Teaching Wabanaki studies will help children gain a better understanding of the state. In time, this can help them develop a closer relationship with the land and our responsibility to ensure that it is cared for and treated with respect.

“Through traditional stories representing the terrestrial and aquatic systems, important [Wabanaki] values are imparted that safeguard culturally significant resources from overuse and ensure the persistence of the people and culture,” says Natalie Michelle, interdisciplinary studies and research assistant of native environmental studies in climate change at the University of Maine.

It is more important than ever that we look to native science as we face irreversible damage to our climate. We must prioritize implementing these ideals early into the educational careers of children so they go on to practice them throughout their lives.

Western science and education has taught the ideals of dominance over nature for centuries. This is reflected in practices that have contributed to the extinction of animals, rises in natural disasters, food and water shortages and the numerous other effects of climate change. Instead of connecting with nature, we are often taught to distance ourselves from the natural world. We are taught to use vague and nonspecific naming tools like “it” to refer to any non-human being.

“We use it to distance ourselves, to set others outside our circle of moral consideration, creating hierarchies of difference that justify our actions — so we don’t feel,” says Robin Kimmerer, professor of environmental and forest biology at the State University of New York College of Environmental Science and Forestry.

Kimmerer talks of alternatives to using “it” to put ourselves on the same level as other living beings, recognizing them as relatives by calling them by their name. But she says that this can be difficult for many of her students because they were not taught these alternatives until now.

In my experience growing up in Maine and going to school, I never encountered a class focused on Wabanaki studies until college. I am grateful to have this opportunity now. But it has been difficult for me to implement these new ideals into my thinking toward the land around me because they seem so foreign.

Using the word “foreign” seems wrong when describing ideals that have been used in Maine since long before any of us were here. But Maine schools and communities have an opportunity to change this.

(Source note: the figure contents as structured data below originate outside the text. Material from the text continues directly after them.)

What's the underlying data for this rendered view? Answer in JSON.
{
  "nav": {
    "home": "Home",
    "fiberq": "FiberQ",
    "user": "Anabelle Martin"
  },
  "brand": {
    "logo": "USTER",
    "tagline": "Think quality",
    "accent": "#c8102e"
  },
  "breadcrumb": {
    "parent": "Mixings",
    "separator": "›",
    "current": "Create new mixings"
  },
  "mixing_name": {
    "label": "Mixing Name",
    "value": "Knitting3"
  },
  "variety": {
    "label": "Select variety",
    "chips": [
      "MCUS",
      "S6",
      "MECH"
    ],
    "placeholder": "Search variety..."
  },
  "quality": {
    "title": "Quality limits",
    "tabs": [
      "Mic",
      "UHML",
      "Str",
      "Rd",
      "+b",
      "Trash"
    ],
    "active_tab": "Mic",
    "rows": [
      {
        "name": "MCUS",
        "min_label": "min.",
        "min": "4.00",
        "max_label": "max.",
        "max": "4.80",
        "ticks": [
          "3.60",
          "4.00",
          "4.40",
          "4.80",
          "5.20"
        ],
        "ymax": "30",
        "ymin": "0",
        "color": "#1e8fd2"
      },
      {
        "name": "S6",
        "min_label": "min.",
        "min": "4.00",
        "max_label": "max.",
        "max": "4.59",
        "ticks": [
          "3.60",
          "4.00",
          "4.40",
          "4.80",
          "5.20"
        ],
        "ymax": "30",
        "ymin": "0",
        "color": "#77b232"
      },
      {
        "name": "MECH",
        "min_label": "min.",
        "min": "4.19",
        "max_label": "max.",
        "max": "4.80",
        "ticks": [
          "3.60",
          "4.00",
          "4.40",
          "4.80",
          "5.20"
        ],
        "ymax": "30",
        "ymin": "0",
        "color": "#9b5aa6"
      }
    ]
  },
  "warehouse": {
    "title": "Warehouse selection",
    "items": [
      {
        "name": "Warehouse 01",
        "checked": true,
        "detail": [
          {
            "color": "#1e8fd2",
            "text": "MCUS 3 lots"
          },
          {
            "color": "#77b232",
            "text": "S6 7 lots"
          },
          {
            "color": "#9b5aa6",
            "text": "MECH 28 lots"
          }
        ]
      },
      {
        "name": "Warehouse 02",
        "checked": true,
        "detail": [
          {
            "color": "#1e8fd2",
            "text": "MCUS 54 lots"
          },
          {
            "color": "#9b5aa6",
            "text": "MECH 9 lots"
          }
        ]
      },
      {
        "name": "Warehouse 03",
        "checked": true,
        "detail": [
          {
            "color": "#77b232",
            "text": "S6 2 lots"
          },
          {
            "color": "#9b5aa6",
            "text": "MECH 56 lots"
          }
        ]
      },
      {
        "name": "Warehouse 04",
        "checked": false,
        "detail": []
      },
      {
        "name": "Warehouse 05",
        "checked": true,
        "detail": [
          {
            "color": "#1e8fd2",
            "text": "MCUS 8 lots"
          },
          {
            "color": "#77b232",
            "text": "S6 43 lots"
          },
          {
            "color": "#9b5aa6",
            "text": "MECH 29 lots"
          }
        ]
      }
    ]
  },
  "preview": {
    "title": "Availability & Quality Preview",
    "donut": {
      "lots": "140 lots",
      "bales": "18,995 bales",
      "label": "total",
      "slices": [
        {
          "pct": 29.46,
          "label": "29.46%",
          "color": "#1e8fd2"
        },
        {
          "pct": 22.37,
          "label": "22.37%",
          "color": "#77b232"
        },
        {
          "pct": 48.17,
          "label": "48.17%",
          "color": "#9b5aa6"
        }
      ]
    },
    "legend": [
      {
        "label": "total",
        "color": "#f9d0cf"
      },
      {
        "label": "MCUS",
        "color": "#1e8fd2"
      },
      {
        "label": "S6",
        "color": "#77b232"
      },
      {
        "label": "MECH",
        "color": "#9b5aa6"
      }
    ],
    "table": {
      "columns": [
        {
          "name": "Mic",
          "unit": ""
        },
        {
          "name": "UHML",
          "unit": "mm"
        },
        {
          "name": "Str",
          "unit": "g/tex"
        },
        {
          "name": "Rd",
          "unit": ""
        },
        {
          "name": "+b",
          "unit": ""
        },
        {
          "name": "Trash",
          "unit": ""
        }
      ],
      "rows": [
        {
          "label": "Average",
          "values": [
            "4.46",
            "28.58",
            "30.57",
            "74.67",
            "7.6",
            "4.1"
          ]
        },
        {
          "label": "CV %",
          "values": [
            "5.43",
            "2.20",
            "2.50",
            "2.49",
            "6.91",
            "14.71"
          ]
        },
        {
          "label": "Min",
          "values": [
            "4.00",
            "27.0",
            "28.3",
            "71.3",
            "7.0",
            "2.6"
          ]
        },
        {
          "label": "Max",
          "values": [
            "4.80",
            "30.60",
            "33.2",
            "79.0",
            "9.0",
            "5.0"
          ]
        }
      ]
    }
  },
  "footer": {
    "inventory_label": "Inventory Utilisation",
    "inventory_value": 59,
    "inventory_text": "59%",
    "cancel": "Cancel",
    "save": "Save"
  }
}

Children who grow up in this state have the right and responsibility to know the history of the land around them. They have the right and responsibility to understand the negative implications of colonization and forced removal of the Wabanaki tribes and how despite horrible historical events, the Wabanaki people have endured and developed their own sovereign structures.

In order to create more inclusive classrooms that incorporate all aspects of our state history and work towards building respectful relationships with Maine land, other communities should follow the exciting example being set in Portland.